Inventarsi uno stupro

La vicenda della sedicenne che si è inventata uno stupro per nascondere ai genitori di aver perso la verginità mi ha colpito molto, come credo abbia colpito molti genitori. Tanto più che dall'incoscienza e superficialità di questa ragazzina è nato qualcosa di veramente grave.

Ma la rabbia verso la ragazzina è durata poco, come sempre durano molto le mie rabbie verso i giovani, sostituite invece dalle rabbie verso i "grandi", i genitori in alcuni casi, gli insegnanti in altri.

In che modo oppressivo deve aver subito "l'educazione sessuale" o meglio la mancanza di educazione sessuale questa ragazzina per aver sentito il bisogno di coprire in questo modo l'aver fatto l'amore con il proprio ragazzo senza che nessuno le chiedesse niente! In fin dei conti le bastava semplicemente non dire, invece di inventare una tale bugia! Che peso deve aver sentito gravare sulle sue spalle per non riuscire a non dire... posso quasi immaginarla questa madre, questi genitori, che le hanno caricato addosso questa responsablità morale della verginità da conservare.

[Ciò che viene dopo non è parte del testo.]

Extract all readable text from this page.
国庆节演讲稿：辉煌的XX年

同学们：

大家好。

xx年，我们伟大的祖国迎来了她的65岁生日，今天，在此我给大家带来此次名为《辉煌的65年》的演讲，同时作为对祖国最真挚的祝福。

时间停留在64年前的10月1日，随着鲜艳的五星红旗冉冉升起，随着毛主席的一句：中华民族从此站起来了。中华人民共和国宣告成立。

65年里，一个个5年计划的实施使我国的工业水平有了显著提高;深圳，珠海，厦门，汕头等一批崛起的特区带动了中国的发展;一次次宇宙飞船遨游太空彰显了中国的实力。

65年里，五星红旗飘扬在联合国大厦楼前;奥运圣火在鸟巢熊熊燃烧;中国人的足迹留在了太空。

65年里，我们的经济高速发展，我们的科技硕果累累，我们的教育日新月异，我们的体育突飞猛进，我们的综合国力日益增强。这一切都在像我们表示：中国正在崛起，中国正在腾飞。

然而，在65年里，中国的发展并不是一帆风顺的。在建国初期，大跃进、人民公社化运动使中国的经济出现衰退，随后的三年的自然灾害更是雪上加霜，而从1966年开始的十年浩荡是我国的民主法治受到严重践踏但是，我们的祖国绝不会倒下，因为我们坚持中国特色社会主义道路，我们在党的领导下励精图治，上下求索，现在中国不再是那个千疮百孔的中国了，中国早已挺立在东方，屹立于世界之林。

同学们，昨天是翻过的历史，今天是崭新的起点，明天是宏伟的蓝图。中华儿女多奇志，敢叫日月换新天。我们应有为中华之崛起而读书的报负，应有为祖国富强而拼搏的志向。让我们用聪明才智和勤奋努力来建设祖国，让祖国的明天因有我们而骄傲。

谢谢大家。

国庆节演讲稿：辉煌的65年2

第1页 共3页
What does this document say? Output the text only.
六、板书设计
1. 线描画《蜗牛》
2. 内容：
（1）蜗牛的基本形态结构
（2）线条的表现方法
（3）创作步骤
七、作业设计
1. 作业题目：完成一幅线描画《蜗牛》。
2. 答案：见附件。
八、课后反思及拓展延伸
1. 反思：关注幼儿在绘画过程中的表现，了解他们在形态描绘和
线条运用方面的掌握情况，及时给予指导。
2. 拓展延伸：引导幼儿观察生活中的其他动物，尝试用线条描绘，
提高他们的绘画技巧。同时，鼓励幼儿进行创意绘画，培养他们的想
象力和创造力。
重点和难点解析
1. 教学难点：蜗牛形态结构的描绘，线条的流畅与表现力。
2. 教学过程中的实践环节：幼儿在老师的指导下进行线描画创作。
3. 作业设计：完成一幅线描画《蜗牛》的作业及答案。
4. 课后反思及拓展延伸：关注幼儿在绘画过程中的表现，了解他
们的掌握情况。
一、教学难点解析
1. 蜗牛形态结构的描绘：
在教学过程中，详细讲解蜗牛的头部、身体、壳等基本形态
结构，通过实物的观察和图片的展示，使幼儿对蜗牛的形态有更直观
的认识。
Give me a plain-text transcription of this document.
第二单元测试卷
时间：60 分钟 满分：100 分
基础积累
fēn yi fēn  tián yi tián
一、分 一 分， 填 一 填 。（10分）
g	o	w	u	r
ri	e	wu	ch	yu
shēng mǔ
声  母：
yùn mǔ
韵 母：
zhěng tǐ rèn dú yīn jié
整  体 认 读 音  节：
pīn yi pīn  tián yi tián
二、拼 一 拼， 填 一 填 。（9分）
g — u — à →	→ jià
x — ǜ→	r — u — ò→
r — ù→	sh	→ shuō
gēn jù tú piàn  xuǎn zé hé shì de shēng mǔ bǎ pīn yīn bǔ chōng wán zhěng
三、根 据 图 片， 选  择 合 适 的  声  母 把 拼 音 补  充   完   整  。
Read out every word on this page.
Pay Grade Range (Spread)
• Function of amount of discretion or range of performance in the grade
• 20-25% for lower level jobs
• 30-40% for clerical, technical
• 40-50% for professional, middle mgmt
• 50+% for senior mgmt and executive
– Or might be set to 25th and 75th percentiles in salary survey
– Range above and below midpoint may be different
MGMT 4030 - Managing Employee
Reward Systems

Che confusione pe queste adolescenti, schiacciate tra una educazione che nega il diritto di emozioni e pulsioni, sentimentali e sessuali, e poi i modelli mediatici, con una certa idea di libertà sessuale... che poi libertà non è perchè è invece spesso compravendita... perchè nessuno si preoccupa d ua sana educazione sentimentale, dell'importanza di poter scegliere e prendersi delle responsabilità per queste scelte, e magari dell'importanza di informarsi su quel che certe scelte devono comportare.

E mi sarebbe piaciuto sentire la voce dei genitori di questa ragazza. Sentirli assumersi delle responsabilità per quanto è successo. Per i tabù sessuali e razzisti di cui la loro educazione deve essere stata intrisa.